Material Barriers to Diffusive and Stochastic Transport

TL;DR

This paper introduces a method to identify material surfaces acting as transport barriers or enhancers in unsteady flows, applicable even under stochastic conditions, by analyzing extremizers of a universal transport functional.

Contribution

It develops a new framework for detecting transport barriers and enhancers as extremizers of a universal functional, extending to stochastic flows and differing from previous purely advective structures.

Findings

Explicit computation of transport extremizers as null-surfaces of an objective tensor

Identification of observable, uniform transport extremizers in unsteady flows

Extension of the method to stochastic velocity fields

Abstract

We seek transport barriers and transport enhancers as material surfaces across which the transport of diffusive tracers is minimal or maximal in a general, unsteady flow.

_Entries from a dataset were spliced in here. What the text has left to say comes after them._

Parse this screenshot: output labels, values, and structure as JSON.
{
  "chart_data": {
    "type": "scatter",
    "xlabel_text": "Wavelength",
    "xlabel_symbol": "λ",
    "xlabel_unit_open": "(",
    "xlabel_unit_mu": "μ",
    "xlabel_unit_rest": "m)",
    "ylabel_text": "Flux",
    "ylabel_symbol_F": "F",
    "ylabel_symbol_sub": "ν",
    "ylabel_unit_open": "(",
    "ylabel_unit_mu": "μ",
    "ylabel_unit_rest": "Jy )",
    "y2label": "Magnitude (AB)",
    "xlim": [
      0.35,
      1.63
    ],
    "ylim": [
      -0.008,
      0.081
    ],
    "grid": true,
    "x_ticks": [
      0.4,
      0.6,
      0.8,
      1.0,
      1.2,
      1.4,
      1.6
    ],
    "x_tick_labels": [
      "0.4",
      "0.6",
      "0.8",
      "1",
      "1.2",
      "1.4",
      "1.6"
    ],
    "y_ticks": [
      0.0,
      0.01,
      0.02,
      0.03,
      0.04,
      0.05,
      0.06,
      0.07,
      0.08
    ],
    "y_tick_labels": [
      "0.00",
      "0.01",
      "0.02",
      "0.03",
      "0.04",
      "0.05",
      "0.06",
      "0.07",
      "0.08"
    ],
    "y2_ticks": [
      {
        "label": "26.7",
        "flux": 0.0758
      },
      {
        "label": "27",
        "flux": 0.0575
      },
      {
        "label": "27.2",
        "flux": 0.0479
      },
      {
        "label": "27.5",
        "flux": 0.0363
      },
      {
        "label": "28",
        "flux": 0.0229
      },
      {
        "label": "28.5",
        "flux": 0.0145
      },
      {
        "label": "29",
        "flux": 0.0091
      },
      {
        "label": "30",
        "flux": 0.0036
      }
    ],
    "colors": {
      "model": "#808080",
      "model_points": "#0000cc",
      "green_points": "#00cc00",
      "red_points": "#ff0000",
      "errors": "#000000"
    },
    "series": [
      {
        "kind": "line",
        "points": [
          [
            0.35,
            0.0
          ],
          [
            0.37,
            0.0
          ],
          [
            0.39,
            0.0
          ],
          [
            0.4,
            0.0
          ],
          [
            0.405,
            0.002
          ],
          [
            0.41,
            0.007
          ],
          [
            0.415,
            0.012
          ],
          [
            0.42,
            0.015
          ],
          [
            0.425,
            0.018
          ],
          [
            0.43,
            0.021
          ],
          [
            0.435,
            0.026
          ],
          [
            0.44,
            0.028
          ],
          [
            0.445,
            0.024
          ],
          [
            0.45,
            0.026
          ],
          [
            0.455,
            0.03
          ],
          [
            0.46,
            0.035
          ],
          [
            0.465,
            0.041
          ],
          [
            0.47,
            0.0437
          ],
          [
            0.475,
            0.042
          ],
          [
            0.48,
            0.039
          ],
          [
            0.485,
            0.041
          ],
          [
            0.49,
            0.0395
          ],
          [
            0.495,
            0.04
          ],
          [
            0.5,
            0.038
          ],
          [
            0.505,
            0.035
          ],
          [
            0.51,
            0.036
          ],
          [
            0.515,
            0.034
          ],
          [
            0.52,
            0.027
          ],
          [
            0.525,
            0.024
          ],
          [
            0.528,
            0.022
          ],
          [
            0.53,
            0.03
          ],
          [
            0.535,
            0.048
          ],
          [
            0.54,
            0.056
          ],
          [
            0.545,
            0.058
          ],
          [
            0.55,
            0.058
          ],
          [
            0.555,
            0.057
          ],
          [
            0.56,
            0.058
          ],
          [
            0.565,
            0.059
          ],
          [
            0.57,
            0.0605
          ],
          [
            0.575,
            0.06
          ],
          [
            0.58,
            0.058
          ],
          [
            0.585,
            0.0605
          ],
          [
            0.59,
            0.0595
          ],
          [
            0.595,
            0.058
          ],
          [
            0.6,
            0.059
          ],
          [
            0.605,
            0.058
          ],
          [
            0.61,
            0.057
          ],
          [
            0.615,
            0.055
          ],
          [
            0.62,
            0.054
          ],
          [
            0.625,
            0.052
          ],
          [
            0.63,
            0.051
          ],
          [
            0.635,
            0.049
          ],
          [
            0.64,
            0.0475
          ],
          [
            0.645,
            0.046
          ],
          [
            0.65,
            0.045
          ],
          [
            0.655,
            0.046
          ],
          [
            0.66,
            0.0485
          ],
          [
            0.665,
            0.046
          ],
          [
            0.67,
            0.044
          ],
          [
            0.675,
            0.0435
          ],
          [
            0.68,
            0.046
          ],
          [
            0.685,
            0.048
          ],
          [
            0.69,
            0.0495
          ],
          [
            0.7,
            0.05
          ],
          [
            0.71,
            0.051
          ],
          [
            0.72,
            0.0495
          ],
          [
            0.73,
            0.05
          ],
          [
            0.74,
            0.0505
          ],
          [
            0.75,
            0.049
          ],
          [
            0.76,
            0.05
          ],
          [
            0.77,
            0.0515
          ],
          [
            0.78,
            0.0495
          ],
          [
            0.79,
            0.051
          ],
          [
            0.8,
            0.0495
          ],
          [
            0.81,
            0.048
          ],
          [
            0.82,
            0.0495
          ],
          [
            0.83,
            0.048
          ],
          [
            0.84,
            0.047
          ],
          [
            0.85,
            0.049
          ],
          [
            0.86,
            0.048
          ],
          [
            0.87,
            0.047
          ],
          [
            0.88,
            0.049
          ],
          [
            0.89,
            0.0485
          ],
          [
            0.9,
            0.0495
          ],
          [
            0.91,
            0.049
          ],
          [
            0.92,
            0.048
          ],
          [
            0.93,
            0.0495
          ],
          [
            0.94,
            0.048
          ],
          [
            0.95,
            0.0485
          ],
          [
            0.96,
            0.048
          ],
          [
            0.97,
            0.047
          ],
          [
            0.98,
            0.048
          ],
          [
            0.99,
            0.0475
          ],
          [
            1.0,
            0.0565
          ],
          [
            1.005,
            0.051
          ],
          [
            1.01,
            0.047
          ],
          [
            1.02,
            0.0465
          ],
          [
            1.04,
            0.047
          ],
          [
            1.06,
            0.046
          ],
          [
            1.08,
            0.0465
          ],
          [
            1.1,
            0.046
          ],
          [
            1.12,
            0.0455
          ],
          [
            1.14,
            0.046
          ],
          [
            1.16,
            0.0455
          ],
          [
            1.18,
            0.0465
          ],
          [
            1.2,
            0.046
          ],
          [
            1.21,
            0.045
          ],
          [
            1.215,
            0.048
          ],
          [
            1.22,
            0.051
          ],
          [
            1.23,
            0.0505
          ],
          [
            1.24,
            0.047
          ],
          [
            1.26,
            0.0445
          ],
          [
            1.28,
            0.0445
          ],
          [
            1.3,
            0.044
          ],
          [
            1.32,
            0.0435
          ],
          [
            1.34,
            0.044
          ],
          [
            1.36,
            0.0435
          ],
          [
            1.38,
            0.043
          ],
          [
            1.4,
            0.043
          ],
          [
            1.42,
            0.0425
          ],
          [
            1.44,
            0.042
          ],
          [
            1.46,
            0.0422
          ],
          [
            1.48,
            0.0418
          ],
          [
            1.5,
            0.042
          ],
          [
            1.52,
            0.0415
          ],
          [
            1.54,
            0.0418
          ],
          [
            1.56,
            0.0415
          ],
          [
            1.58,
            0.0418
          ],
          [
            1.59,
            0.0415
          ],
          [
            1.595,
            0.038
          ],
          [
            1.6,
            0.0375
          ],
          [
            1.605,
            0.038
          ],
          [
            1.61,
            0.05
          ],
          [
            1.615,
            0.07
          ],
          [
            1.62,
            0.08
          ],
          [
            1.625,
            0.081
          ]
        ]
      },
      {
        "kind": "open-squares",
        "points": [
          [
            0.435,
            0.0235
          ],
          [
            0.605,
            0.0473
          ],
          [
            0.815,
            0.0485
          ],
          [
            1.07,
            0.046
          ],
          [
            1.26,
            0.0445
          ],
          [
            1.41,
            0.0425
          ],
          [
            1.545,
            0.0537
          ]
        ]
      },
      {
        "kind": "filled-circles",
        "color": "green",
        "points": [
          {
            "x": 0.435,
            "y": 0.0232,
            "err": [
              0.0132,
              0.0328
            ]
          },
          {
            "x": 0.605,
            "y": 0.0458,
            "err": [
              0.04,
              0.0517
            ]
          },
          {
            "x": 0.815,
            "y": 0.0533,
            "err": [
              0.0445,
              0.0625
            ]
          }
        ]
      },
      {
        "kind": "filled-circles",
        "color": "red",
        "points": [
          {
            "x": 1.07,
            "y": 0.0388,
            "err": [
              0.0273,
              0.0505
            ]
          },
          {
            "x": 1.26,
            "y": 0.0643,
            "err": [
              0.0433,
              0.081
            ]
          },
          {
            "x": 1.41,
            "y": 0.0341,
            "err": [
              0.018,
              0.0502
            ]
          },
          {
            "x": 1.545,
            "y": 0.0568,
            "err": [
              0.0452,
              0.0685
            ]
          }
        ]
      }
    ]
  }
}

We find that such surfaces are extremizers of a universal, non-dimensional transport functional whose leading-order term in the diffusivity can be computed directly from the flow velocity. The most observable (uniform) transport extremizers are explicitly computable as null-surfaces of an objective transport tensor. Even in the limit of vanishing diffusivity, these surfaces differ from all previously identified coherent structures for purely advective fluid transport. Our results extend directly to stochastic velocity fields and hence enable transport barrier and enhancer detection under uncertainties.